Does anyone still remember Justin Layne?
The Michigan State cornerback was generally considered to be the biggest steal of the Steelers’ 2019 draft class at the time. After a tough showing in his first NFL action, a preseason matchup versus Chris Godwin, Layne faded into the background. He didn't play any defensive snaps in the regular season and even though he contributed admirably on special teams, he remains one of the least talked about players on the Steelers roster.
But could that be a good thing?
As a third-round rookie, Layne was immediately placed at the bottom of the cornerback depth chart behind one of the league’s best corner duos in Steve Nelson and Joe Haden.

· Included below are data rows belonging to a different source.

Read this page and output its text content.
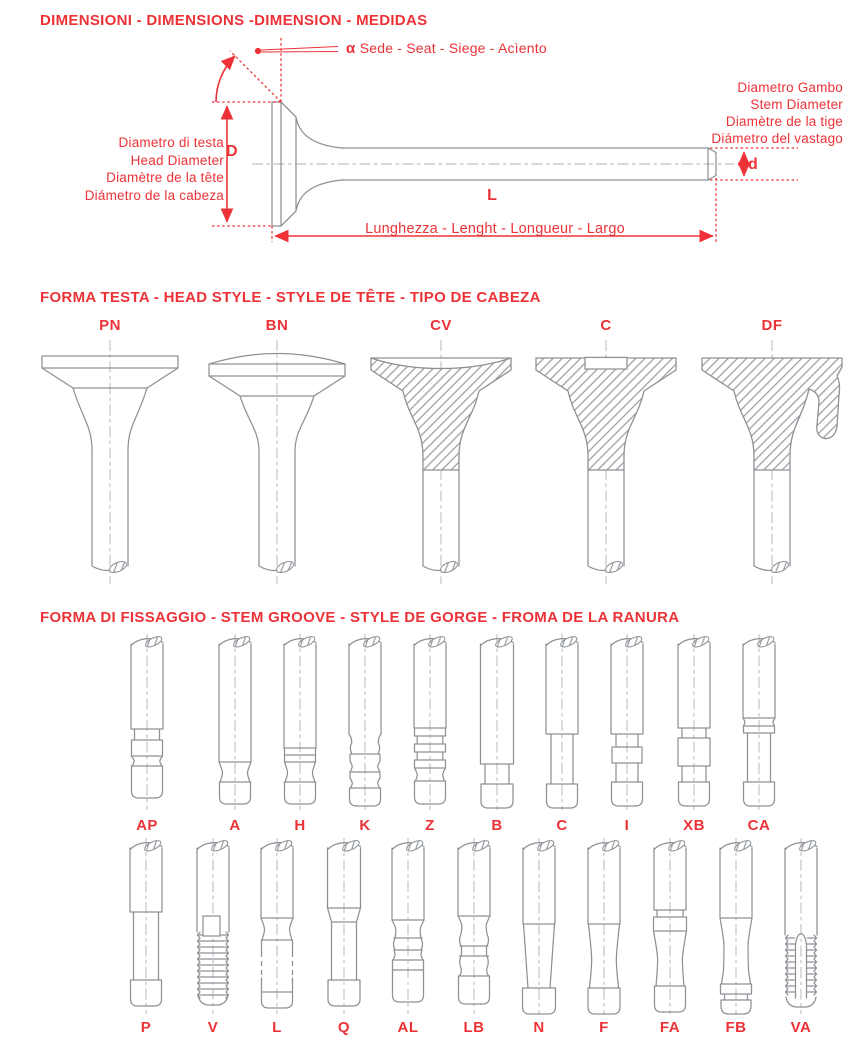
DIMENSIONI - DIMENSIONS -DIMENSION - MEDIDAS
α Sede - Seat - Siege - Acìento
Diametro Gambo
Stem Diameter
Diamètre de la tige
Diámetro del vastago
Diametro di testa
Head Diameter
Diamètre de la tête
Diámetro de la cabeza
D
d
L
Lunghezza - Lenght - Longueur - Largo
FORMA TESTA - HEAD STYLE - STYLE DE TÊTE - TIPO DE CABEZA
PN	BN	CV	C	DF
FORMA DI FISSAGGIO - STEM GROOVE - STYLE DE GORGE - FROMA DE LA RANURA
AP	A	H	K	Z	B	C	I	XB	CA
P	V	L	Q	AL	LB	N	F	FA	FB	VA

Quality slot corners and depth pieces Mike Hilton and Cameron Sutton were ahead of Layne, as well as 2016 first-round bust Artie Burns.
Nelson, Haden, Hilton, and Sutton all had excellent seasons in 2019, and unless Layne could have managed to show Pro-Bowl ability his rookie season, there were no reasons or expectations for him to overtake the starting four. Layne was able to take a year to learn behind some of the league’s best, not undertake the trial-by-fire many rookie corners face their first year in the NFL.
Layne was a raw prospect coming out of college as a converted wide receiver, and needed a year or two to convert his athletic profile to fit the skill set of an NFL defensive back. Being able to sit behind some savvy veterans in his first year was the best thing that could have happened to him, and could have an excellent impact in his development.
Artie Burns wasn’t as lucky.
Burns was thrown into the fire as a rookie in 2016 and seemingly regressed every year after that. Left as the only corner Layne could conceivably overtake in 2019, Burns tried to hold onto a spot as a gunner on special teams, but was replaced by Layne near mid season when Burns missed time due to injury.
Layne shouldn’t be stopping there in 2020, however, as he factors into the Steelers’ future in a much bigger role than special teams.
Joe Haden is nearing the end of his career as a starting boundary corner, and contract situations make it likely only one of Mike Hilton and Cam Sutton will be with the team next year. As a result, Layne has every chance to step into a starting role in the Steelers’ secondary sometime soon.
If Justin Layne can slide in across from Steve Nelson sometime in the future as an outside corner, the Steelers will be able to keep their secondary strong. With Cam Sutton or Mike Hilton manning the slot, and a young, talented safety tandem in Minkah Fitzpatrick and Terrell Edmunds providing a backstop, the team’s defensive backfield should remain as strong as ever.
If Layne can prove to be a starting-caliber player, the Steelers won’t have to worry as much about Haden’s inevitable retirement in the next few seasons. However, the Steelers have notoriously struggled with developing defensive backs, as all of their current stars at the position (Minkah Fitzpatrick, Steve Nelson, and Joe Haden) are transplants from other teams.
Pittsburgh has a relatively new defensive backfield coaching staff in Teryl Austin and Tom Bradley, who helped form a fearsome secondary last year despite the team’s poor history in doing so. Austin made a big impact, helping Steelers’ draft picks like Terrell Edmunds and Cam Sutton progress into starting-caliber players. Fitzpatrick and Nelson also improved their games during their inaugural season in the black and gold, and it’s not a stretch to think that the coaching staff and defensive scheme had a hand in that transformation.
With the Steelers’ ability to draft and develop defensive backs looking to be on the rise, there is hope for Justin Layne’s future as a starter. He has all of the physical tools and size to succeed, but needs to finish polishing his coverage ability if he wants to make an impact in 2020 and beyond.
It’s not all about Layne, however. If the team can succeed in turning the Michigan State product into a viable starter, it could be indicative of their ability to build a new core of defensive backs in the future.
Great things don’t last forever, but if Layne can live up to his potential, the Steelers’ secondary can continue to be great long after some of their veteran stars retire.